Scanno was probably Hilde’s most pioneering creative project but not her most ambitious. Her archive in Florence consists of 714 photographs. They are a unique and poignant record of the city’s sculpture, squares, palaces, courtyards, and streets, completed just before much of the town’s medieval centre and its beautiful bridges were devastated by Nazi bombing in August 1944.  Her images of Florence were destined to become part of a book. But it was never published – Friedrich Kriegbaum, the author, was killed by a bomb dumped by allied aircraft before he could complete it.

Hilde fell in love with Italy first and then with my father Wolfgang Lotz, who was here on an art historical scholarship. They lived in Florence, in the medieval Torre dei Ramiglianti. They had no desire to return to Nazi Germany, remaining in Florence until 1942, when my brother was born. After Wolfgang was drafted into the Wehrmacht, Hilde had to go back to the Reich so she could draw his soldier’s pay. But she returned briefly in the middle of the war to Florence in 1943 to collect her photographs. She treasured her Scanno photos, taking them when the family moved to America, then back to Rome and finally to Munich where she died in 1999. I was lucky to inherit them and have this wonderful connection with you here today.

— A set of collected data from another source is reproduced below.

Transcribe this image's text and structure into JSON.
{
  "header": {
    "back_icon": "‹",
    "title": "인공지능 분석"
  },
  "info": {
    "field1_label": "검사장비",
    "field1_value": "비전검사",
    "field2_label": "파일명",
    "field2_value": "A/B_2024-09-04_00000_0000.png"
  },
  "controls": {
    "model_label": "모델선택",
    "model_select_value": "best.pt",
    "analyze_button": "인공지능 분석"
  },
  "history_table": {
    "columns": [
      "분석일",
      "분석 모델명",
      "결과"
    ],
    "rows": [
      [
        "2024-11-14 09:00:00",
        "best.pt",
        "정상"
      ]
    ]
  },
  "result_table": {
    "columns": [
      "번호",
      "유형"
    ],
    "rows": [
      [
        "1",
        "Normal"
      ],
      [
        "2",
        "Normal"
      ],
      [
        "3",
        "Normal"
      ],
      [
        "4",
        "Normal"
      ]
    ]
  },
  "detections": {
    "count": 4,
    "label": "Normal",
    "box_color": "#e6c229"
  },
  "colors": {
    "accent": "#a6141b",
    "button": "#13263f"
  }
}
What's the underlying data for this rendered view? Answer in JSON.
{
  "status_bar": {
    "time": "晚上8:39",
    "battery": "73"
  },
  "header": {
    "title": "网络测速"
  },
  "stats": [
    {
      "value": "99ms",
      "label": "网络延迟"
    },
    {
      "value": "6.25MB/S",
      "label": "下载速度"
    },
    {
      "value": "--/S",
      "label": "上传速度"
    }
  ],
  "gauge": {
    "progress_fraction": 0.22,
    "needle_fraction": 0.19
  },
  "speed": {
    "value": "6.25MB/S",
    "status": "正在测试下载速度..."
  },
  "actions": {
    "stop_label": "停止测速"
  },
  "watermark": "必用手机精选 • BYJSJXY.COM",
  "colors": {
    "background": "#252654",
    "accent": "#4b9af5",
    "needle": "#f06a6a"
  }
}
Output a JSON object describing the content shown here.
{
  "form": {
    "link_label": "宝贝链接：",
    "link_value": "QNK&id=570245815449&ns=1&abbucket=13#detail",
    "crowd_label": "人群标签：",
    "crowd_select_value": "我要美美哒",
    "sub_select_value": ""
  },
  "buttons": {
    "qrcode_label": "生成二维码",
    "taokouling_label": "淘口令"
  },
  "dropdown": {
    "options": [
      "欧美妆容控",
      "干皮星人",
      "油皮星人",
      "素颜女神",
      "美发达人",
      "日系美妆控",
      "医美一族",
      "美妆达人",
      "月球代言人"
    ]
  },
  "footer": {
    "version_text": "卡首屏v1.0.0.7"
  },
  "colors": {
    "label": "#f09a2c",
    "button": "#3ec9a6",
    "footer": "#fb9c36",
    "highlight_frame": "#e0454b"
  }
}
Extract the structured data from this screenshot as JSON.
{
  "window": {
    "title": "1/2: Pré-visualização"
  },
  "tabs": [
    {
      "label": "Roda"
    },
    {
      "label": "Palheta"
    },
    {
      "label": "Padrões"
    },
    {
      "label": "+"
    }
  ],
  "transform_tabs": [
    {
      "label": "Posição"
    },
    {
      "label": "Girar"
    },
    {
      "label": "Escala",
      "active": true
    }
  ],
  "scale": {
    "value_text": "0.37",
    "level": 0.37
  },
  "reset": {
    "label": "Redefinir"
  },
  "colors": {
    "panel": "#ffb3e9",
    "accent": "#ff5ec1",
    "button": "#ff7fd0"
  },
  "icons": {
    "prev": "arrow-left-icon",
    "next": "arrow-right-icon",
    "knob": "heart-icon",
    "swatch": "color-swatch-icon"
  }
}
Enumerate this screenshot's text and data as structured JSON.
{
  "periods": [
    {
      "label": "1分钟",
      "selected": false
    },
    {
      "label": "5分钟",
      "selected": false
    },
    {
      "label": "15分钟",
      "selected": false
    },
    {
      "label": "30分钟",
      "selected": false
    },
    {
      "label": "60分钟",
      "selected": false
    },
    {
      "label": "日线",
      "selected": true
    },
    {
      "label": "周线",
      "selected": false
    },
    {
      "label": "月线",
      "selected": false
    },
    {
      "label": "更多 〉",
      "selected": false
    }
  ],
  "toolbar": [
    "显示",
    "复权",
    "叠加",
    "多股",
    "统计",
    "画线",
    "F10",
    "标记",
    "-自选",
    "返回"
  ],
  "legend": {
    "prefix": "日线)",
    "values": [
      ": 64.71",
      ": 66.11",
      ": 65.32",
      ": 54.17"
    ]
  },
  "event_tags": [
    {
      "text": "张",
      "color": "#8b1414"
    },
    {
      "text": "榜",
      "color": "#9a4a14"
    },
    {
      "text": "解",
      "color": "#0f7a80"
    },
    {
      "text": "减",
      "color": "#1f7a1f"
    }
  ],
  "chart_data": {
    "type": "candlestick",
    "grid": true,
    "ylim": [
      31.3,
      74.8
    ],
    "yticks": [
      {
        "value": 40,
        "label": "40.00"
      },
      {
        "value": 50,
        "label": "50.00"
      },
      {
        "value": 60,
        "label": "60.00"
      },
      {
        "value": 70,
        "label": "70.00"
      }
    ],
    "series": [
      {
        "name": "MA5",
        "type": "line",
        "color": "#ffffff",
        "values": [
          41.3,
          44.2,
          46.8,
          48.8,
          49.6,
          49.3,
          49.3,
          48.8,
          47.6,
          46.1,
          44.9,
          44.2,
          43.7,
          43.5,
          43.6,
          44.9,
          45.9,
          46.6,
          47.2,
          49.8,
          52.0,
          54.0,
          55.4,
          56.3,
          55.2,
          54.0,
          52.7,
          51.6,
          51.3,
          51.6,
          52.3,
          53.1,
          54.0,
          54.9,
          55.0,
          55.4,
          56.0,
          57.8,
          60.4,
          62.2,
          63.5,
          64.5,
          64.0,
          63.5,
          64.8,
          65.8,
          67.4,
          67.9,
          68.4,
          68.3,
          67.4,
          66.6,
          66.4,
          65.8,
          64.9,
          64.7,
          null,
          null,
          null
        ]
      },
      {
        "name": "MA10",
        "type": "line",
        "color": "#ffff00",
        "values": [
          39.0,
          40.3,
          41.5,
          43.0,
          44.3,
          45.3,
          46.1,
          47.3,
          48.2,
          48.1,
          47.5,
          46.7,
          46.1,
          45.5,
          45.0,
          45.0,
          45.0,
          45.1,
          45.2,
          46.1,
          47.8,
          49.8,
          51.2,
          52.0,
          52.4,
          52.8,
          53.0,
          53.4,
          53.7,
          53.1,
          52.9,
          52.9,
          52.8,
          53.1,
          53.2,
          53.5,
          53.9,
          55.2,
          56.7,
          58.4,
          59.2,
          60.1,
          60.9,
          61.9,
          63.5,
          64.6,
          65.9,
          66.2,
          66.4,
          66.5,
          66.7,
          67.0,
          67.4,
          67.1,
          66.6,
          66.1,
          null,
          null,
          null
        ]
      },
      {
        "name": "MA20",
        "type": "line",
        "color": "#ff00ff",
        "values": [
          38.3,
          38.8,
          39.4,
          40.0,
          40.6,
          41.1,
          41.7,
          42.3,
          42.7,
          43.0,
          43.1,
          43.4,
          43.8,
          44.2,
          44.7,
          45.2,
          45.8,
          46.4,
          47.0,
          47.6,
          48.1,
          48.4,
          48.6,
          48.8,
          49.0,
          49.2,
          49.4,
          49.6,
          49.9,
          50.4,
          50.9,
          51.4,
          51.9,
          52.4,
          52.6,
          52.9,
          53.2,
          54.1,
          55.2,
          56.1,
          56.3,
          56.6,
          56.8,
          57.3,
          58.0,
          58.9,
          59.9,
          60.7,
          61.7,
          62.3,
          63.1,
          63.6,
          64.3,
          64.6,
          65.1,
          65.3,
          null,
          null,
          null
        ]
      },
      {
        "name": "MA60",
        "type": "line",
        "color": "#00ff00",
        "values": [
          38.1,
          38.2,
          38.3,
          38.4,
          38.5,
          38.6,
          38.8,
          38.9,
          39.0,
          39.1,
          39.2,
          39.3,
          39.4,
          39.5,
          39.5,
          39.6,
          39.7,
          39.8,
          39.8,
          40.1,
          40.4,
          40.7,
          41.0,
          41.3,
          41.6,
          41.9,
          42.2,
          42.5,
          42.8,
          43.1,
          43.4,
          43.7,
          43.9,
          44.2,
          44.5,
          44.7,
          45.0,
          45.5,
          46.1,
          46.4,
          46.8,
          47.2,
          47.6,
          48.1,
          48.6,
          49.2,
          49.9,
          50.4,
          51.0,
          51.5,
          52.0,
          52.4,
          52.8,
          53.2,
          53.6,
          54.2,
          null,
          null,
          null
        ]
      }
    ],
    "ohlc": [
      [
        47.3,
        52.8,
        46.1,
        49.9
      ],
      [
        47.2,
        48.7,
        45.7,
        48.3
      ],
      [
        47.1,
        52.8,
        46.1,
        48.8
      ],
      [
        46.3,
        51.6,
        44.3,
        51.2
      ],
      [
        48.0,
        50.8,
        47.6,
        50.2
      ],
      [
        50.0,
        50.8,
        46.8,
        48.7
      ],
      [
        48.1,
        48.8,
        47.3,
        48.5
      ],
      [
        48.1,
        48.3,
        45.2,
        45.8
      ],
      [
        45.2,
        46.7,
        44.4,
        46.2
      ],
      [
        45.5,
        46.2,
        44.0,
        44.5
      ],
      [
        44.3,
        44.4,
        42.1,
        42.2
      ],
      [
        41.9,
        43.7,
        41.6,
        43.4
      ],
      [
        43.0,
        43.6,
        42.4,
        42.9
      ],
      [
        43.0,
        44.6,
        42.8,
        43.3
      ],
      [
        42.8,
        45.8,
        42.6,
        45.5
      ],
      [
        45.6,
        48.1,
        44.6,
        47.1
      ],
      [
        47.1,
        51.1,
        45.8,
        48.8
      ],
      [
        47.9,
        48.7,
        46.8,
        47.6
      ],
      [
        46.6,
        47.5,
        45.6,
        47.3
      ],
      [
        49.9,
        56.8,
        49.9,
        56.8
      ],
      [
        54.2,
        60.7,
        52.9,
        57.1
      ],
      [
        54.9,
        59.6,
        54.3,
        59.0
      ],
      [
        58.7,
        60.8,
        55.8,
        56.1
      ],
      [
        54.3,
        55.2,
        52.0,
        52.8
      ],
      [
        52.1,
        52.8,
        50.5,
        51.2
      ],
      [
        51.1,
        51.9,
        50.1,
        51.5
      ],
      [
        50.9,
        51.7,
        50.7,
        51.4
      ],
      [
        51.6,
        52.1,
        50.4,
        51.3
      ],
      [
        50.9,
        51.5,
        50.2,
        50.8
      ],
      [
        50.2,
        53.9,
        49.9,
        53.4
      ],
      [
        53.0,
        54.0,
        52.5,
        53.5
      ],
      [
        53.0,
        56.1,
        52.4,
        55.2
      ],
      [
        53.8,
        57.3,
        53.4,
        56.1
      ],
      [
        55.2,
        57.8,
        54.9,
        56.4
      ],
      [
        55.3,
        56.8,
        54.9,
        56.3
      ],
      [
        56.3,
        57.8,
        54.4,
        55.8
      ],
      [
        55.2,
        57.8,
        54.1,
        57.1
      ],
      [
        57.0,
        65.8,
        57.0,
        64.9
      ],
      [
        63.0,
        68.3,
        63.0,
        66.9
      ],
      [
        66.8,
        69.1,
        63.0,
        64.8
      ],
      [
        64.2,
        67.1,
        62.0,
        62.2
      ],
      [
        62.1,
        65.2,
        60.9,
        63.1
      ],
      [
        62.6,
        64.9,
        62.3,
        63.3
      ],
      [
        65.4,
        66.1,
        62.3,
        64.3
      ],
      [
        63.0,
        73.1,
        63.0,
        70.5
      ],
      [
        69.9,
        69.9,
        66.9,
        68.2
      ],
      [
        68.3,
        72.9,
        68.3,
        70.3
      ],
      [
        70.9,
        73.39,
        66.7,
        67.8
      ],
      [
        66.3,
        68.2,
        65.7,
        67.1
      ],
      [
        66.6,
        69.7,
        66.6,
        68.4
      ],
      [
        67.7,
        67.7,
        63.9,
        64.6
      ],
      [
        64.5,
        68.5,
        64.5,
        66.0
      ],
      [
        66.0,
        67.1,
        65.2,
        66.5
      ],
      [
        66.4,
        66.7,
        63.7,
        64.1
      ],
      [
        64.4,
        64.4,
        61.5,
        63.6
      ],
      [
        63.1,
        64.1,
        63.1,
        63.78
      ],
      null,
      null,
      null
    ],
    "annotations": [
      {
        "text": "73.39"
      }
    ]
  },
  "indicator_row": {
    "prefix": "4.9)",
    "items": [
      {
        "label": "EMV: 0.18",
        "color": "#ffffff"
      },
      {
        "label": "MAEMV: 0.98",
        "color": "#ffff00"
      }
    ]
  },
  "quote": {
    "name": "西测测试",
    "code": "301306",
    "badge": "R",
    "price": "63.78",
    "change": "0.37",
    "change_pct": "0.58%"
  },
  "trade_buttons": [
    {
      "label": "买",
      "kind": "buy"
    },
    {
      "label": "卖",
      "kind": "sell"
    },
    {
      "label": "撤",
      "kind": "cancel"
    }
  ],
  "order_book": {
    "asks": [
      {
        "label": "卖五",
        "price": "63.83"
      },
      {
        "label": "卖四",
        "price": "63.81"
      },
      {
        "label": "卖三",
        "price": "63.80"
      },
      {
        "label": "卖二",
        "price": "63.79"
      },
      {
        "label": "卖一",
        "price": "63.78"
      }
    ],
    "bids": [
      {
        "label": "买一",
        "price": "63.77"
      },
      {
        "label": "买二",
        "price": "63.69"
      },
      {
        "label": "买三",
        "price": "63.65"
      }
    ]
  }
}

Scanno had a profound impact on my mother. And her oeuvre in turn has influenced new generations of photographers as well as the people of Scanno. Let’s hope that we will continue in the footsteps of Hilde to enrich and renew this work for the 21st century.

I’d like to dedicate this second showing of the exhibition to Tamara, who sadly died in November 2009. On behalf of my brother and sister, who could not join us today, thanks again.